Penyangkalan Petrus, juga adalah kejatuhan yang sungguh serius, sekalipun Allah mengampuni dosanya pada saat mata Petrus bertemu mata Yesus, dan Petrus langsung bertobat (Lalu berpalinglah Tuhan memandang Petrus. Maka teringatlah Petrus bahwa Tuhan telah berkata kepadanya: "Sebelum ayam berkokok pada hari ini, engkau telah tiga kali menyangkal Aku." Lalu ia pergi ke luar dan menangis dengan sedihnya. - Luk 22:61-62). Tetapi kegagalan ini akan memaksa dia, sampai akhir hayatnya, untuk tidak lagi mengandalkan kekuatannya sendiri. Petrus, yang adalah batu wadas dan penanggung jawab atas Gereja Universal, akan selalu sadar dengan kelemahan pribadinya dan tidak akan menemukan kedamaian sampai ia mengikuti Yesus dengan menyerahkan nyawanya demi Dia (Aku berkata kepadamu: “Sesungguhnya ketika engkau masih muda engkau mengikat pinggangmu sendiri dan engkau berjalan ke mana saja kaukehendaki, tetapi jika engkau sudah menjadi tua, engkau akan mengulurkan tanganmu dan orang lain akan mengikat engkau dan membawa engkau ke tempat yang tidak kaukehendaki." Dan hal ini dikatakan-Nya untuk menyatakan bagaimana Petrus akan mati dan memuliakan Allah. Sesudah mengatakan demikian Ia berkata kepada Petrus: "Ikutlah Aku." - Yoh 21:18-19)
Penyangkalan Petrus ini, juga sangat mengherankan. Sahabatnya Yohanes dikenal baik di rumah Imam Agung, dan Petrus diperkenalkan sebagai sahabatnya (tetapi Petrus tinggal di luar dekat pintu. Maka murid lain tadi, yang mengenal Imam Besar, kembali ke luar, bercakap-cakap dengan perempuan penjaga pintu lalu membawa Petrus masuk. - Yoh 18:16). Gadis itu tahu dengan baik siapakah Yohanes dan tidak berkata apa-apa selain suatu kata ironis kepada Petrus.

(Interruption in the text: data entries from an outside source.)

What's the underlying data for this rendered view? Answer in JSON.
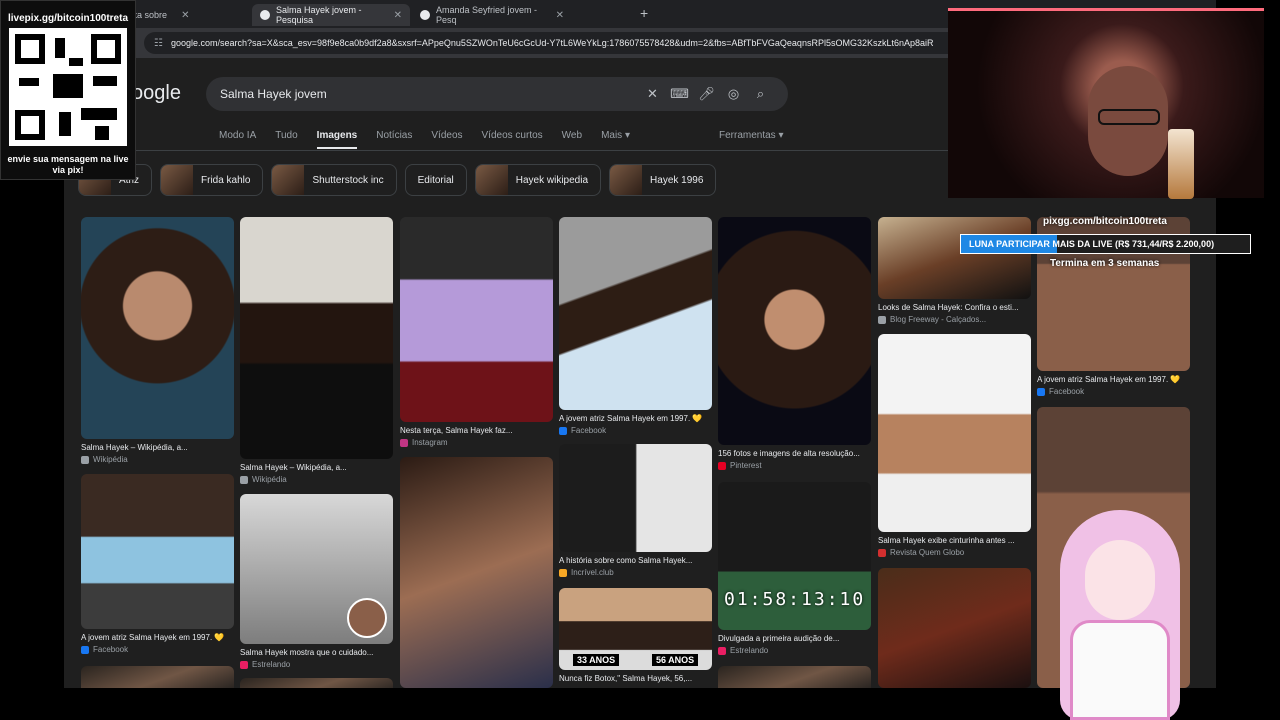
{
  "tabs": [
    {
      "label": "ayle se manifesta sobre"
    },
    {
      "label": "Salma Hayek jovem - Pesquisa"
    },
    {
      "label": "Amanda Seyfried jovem - Pesq"
    }
  ],
  "address": "google.com/search?sa=X&sca_esv=98f9e8ca0b9df2a8&sxsrf=APpeQnu5SZWOnTeU6cGcUd-Y7tL6WeYkLg:1786075578428&udm=2&fbs=ABfTbFVGaQeaqnsRPl5sOMG32KszkLt6nAp8aiR",
  "logo_text": "oogle",
  "search_query": "Salma Hayek jovem",
  "nav": [
    "Modo IA",
    "Tudo",
    "Imagens",
    "Notícias",
    "Vídeos",
    "Vídeos curtos",
    "Web",
    "Mais ▾"
  ],
  "tools": "Ferramentas ▾",
  "chips": [
    "Atriz",
    "Frida kahlo",
    "Shutterstock inc",
    "Editorial",
    "Hayek wikipedia",
    "Hayek 1996"
  ],
  "results": [
    {
      "cap": "Salma Hayek – Wikipédia, a...",
      "src": "Wikipédia"
    },
    {
      "cap": "A jovem atriz Salma Hayek em 1997. 💛",
      "src": "Facebook"
    },
    {
      "cap": "Salma Hayek – Wikipédia, a...",
      "src": "Wikipédia"
    },
    {
      "cap": "Salma Hayek mostra que o cuidado...",
      "src": "Estrelando"
    },
    {
      "cap": "Nesta terça, Salma Hayek faz...",
      "src": "Instagram"
    },
    {
      "cap": "A jovem atriz Salma Hayek em 1997. 💛",
      "src": "Facebook"
    },
    {
      "cap": "A história sobre como Salma Hayek...",
      "src": "Incrível.club"
    },
    {
      "cap": "Nunca fiz Botox,\" Salma Hayek, 56,...",
      "src": ""
    },
    {
      "cap": "156 fotos e imagens de alta resolução...",
      "src": "Pinterest"
    },
    {
      "cap": "Divulgada a primeira audição de...",
      "src": "Estrelando"
    },
    {
      "cap": "Looks de Salma Hayek: Confira o esti...",
      "src": "Blog Freeway - Calçados..."
    },
    {
      "cap": "Salma Hayek exibe cinturinha antes ...",
      "src": "Revista Quem Globo"
    },
    {
      "cap": "A jovem atriz Salma Hayek em 1997. 💛",
      "src": "Facebook"
    }
  ],
  "timer": "01:58:13:10",
  "ages": [
    "33 ANOS",
    "56 ANOS"
  ],
  "qr": {
    "title": "livepix.gg/bitcoin100treta",
    "footer": "envie sua mensagem na live via pix!"
  },
  "stream": {
    "pix_url": "pixgg.com/bitcoin100treta",
    "goal_text": "LUNA PARTICIPAR MAIS DA LIVE (R$ 731,44/R$ 2.200,00)",
    "goal_progress": 0.3325,
    "ends": "Termina em 3 semanas"
  }
}
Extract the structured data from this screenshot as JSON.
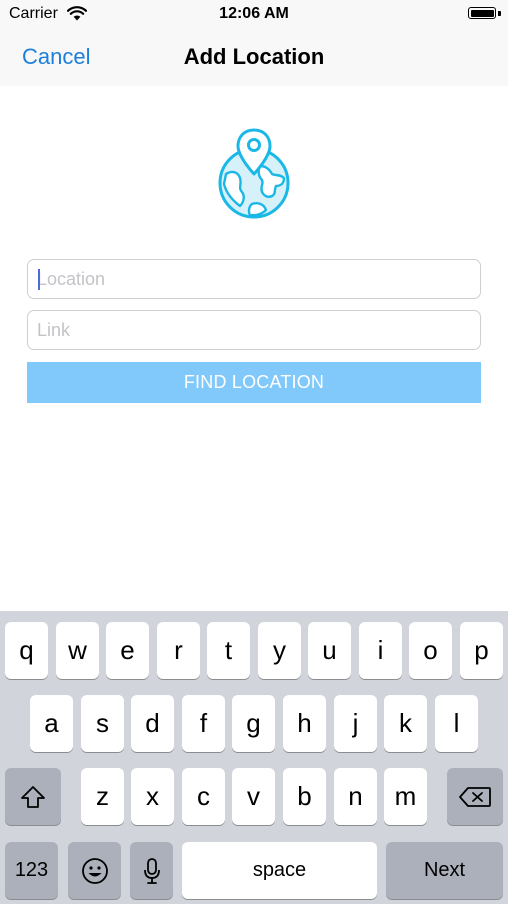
{
  "status_bar": {
    "carrier": "Carrier",
    "time": "12:06 AM"
  },
  "nav": {
    "cancel_label": "Cancel",
    "title": "Add Location"
  },
  "icons": {
    "header": "globe-location-pin-icon"
  },
  "form": {
    "location": {
      "placeholder": "Location",
      "value": ""
    },
    "link": {
      "placeholder": "Link",
      "value": ""
    },
    "find_button_label": "FIND LOCATION"
  },
  "keyboard": {
    "row1": [
      "q",
      "w",
      "e",
      "r",
      "t",
      "y",
      "u",
      "i",
      "o",
      "p"
    ],
    "row2": [
      "a",
      "s",
      "d",
      "f",
      "g",
      "h",
      "j",
      "k",
      "l"
    ],
    "row3": [
      "z",
      "x",
      "c",
      "v",
      "b",
      "n",
      "m"
    ],
    "numbers_label": "123",
    "space_label": "space",
    "return_label": "Next"
  },
  "colors": {
    "accent": "#1c7fdc",
    "button_bg": "#81c9fb",
    "icon": "#1ab8e6",
    "keyboard_bg": "#d1d4da"
  }
}
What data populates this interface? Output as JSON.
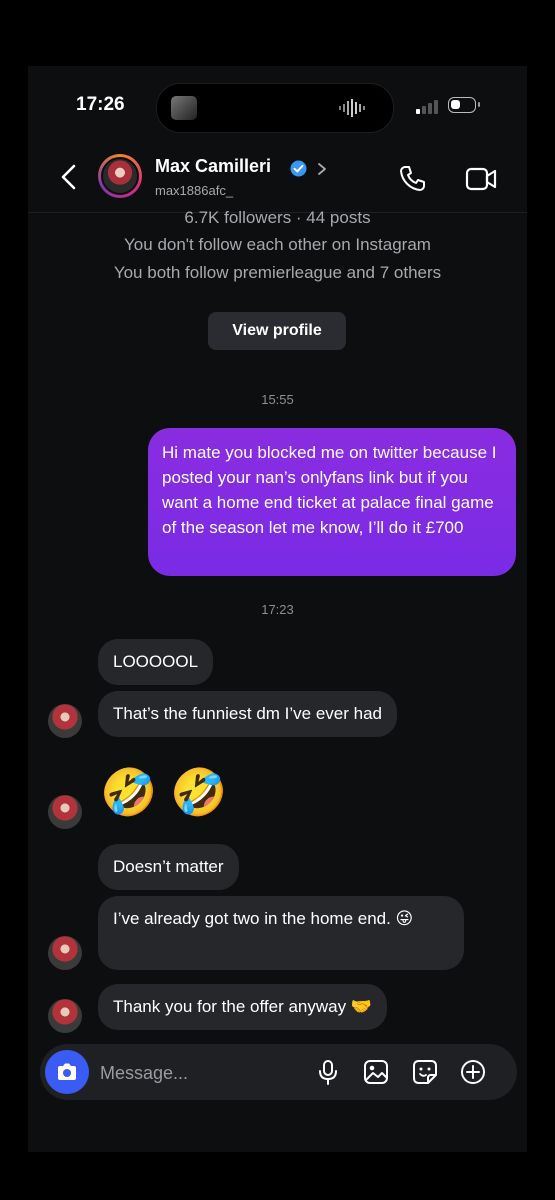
{
  "status_bar": {
    "time": "17:26"
  },
  "header": {
    "name": "Max Camilleri",
    "username": "max1886afc_",
    "verified": true,
    "accent": "#3897f0"
  },
  "profile_info": {
    "stats": "6.7K followers · 44 posts",
    "follow_status": "You don't follow each other on Instagram",
    "mutuals": "You both follow premierleague and 7 others",
    "view_profile_label": "View profile"
  },
  "messages": {
    "timestamp_1": "15:55",
    "sent_1": "Hi mate you blocked me on twitter because I posted your nan’s onlyfans link but if you want a home end ticket at palace final game of the season let me know, I’ll do it £700",
    "timestamp_2": "17:23",
    "received_1": "LOOOOOL",
    "received_2": "That’s the funniest dm I’ve ever had",
    "received_3_emoji_1": "🤣",
    "received_3_emoji_2": "🤣",
    "received_4": "Doesn’t matter",
    "received_5": "I’ve already got two in the home end. 😜",
    "received_6": "Thank you for the offer anyway 🤝",
    "sent_bubble_color": "#8a2ce0",
    "received_bubble_color": "#26272b"
  },
  "composer": {
    "placeholder": "Message...",
    "camera_color": "#3b5bf5",
    "icons": [
      "microphone-icon",
      "gallery-icon",
      "sticker-icon",
      "plus-icon"
    ]
  }
}
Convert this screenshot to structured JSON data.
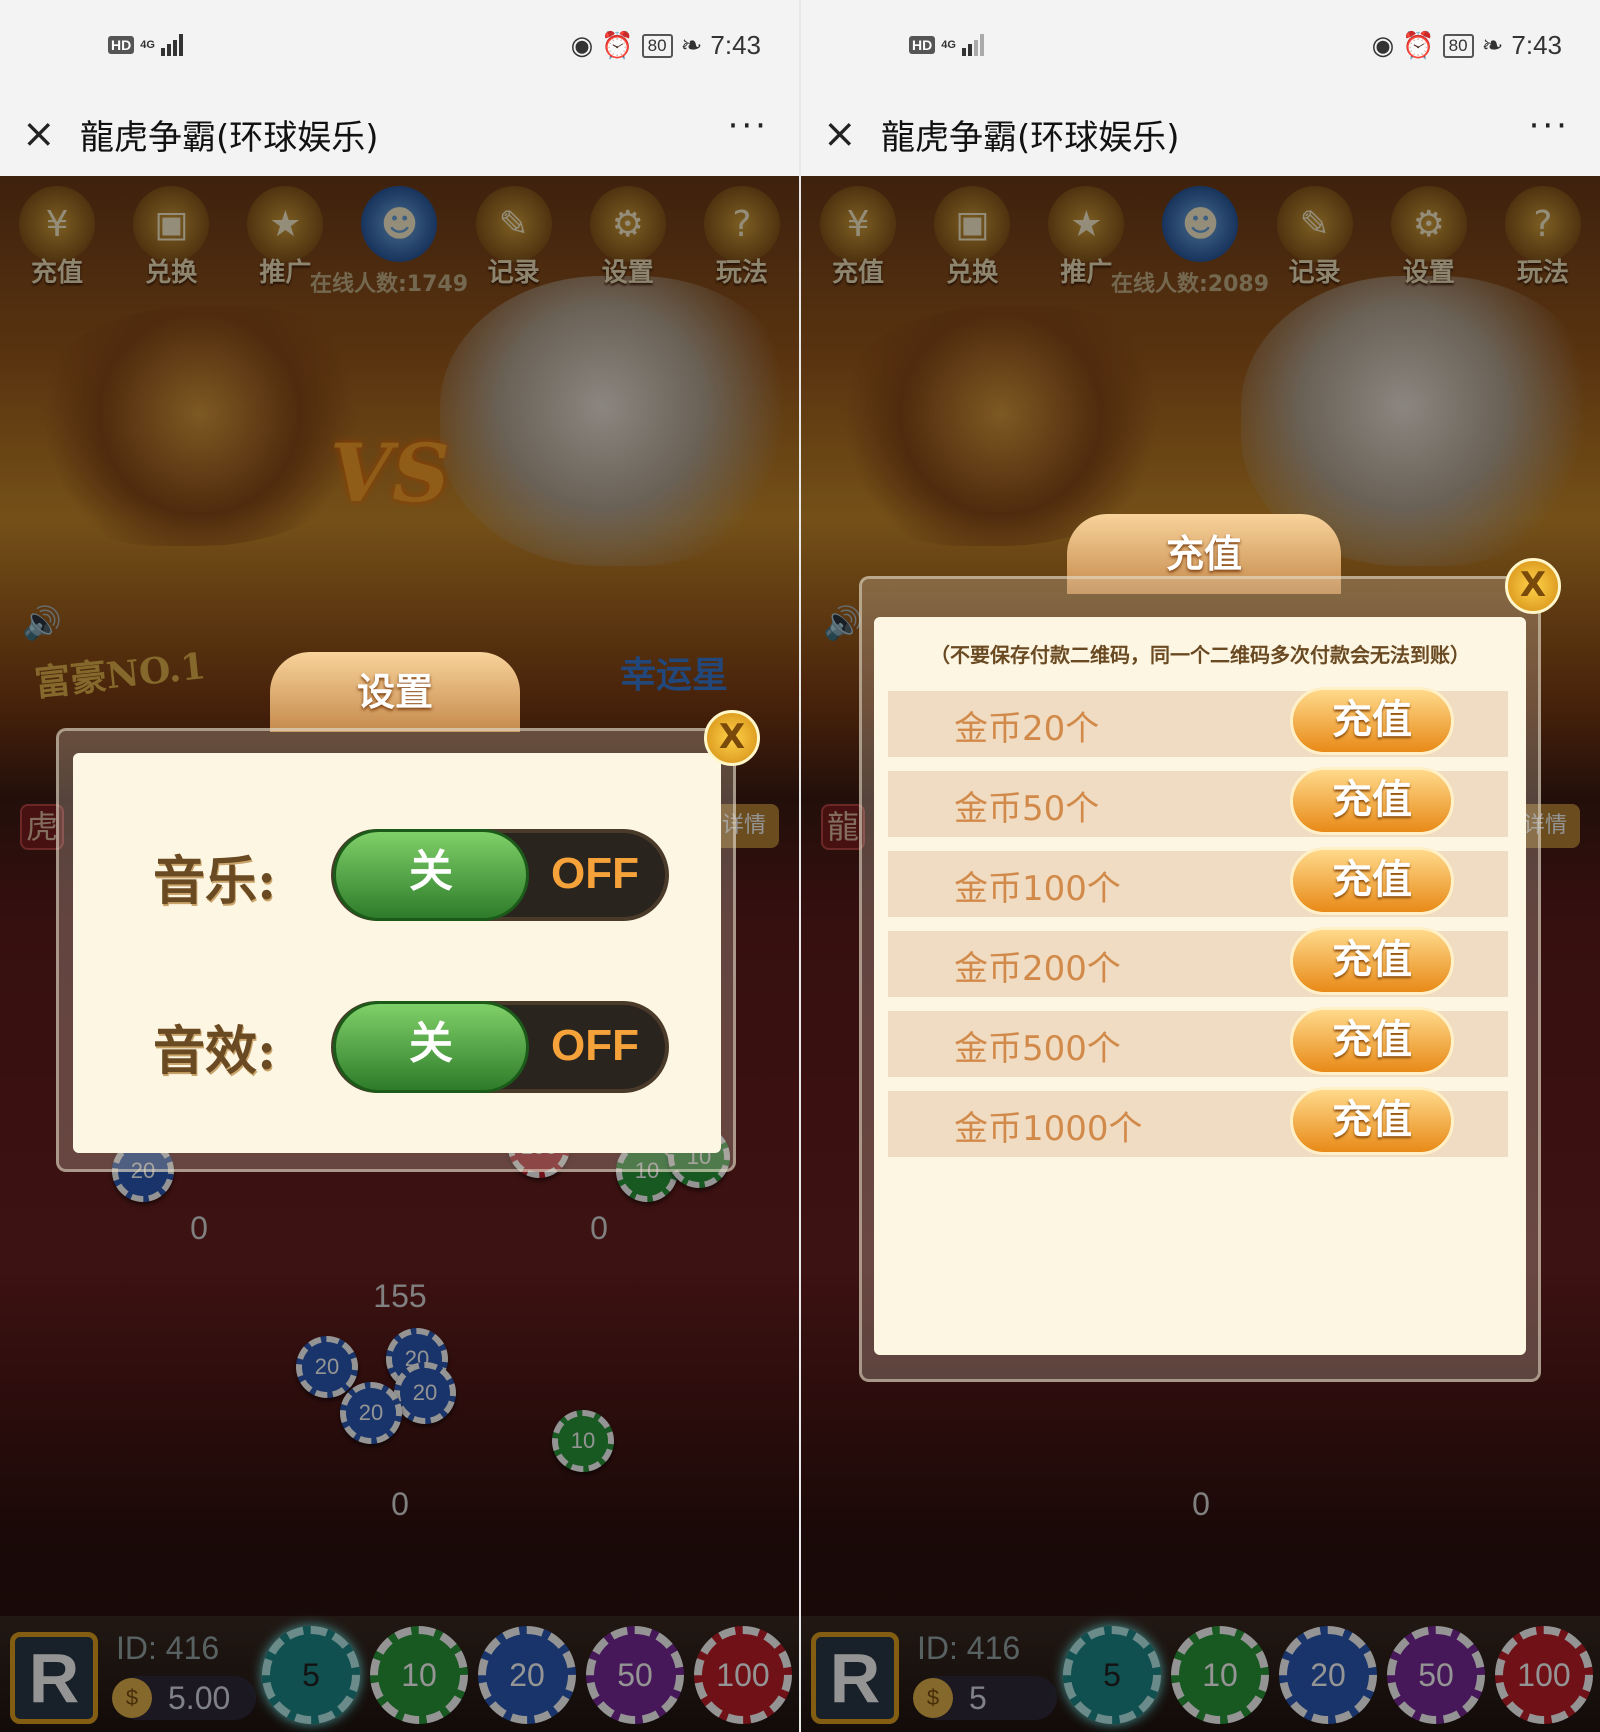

Tak seorangpun mengancam Petrus (Sementara itu hamba-hamba dan penjaga-penjaga Bait Allah telah memasang api arang, sebab hawa dingin waktu itu, dan mereka berdiri berdiang di situ. Juga Petrus berdiri berdiang bersama-sama dengan mereka. – Yoh 18:18), apa lagi laki-laki yang ada di sana, mereka hanya mengolok-olok dia karena lafalnya menunjukkan dengan jelas sekali bahwa ia seorang yang berasal dari Galilea, aksennya sama dengan aksen Yesus (Tidak lama kemudian orang-orang yang ada di situ datang kepada Petrus dan berkata: "Pasti engkau juga salah seorang dari mereka, itu nyata dari bahasamu." – Mat 26:73). Tetapi olokan mereka cukup menggoncangkan hati Petrus sehingga ia kehilangan kontrol diri. (Maka mulailah Petrus mengutuk dan bersumpah: "Aku tidak kenal orang itu." Dan pada saat itu berkokoklah ayam. – Mat 26:74).
Petrus percaya bahwa karena ia adalah kepala, ia akan lebih kuat dari pada yang lain. Yesus, di pihak lain, melihat misi Petrus yang akan datang, meskipun Petrus pernah jatuh, Yesus memberikan kepadanya rahmat khusus supaya ia dapat memperkuat yang lain (Simon, Simon, lihat, Iblis telah menuntut untuk menampi kamu seperti gandum, tetapi Aku telah berdoa untuk engkau, supaya imanmu jangan gugur. Dan engkau, jikalau engkau sudah insaf, kuatkanlah saudara-saudaramu. - Luk 22:31-32). Demikianlah cara Yesus mengerjakan segala sesuatu, Ia menyelamatkan apa yang hilang dan sesudah melihat kelemahan yang tak tersembuhkan dalam kodrat manusia Petrus, Ia menggunakan Petrus untuk memberikan kepada Gereja-Nya suatu stabilitas yang tak pernah dipikirkan oleh masyarakat manapun. Memang, kelangsungan hidup Gereja selama berabad-abad, sebagian besar, karena jasa para paus, yaitu pengganti-pengganti Petrus.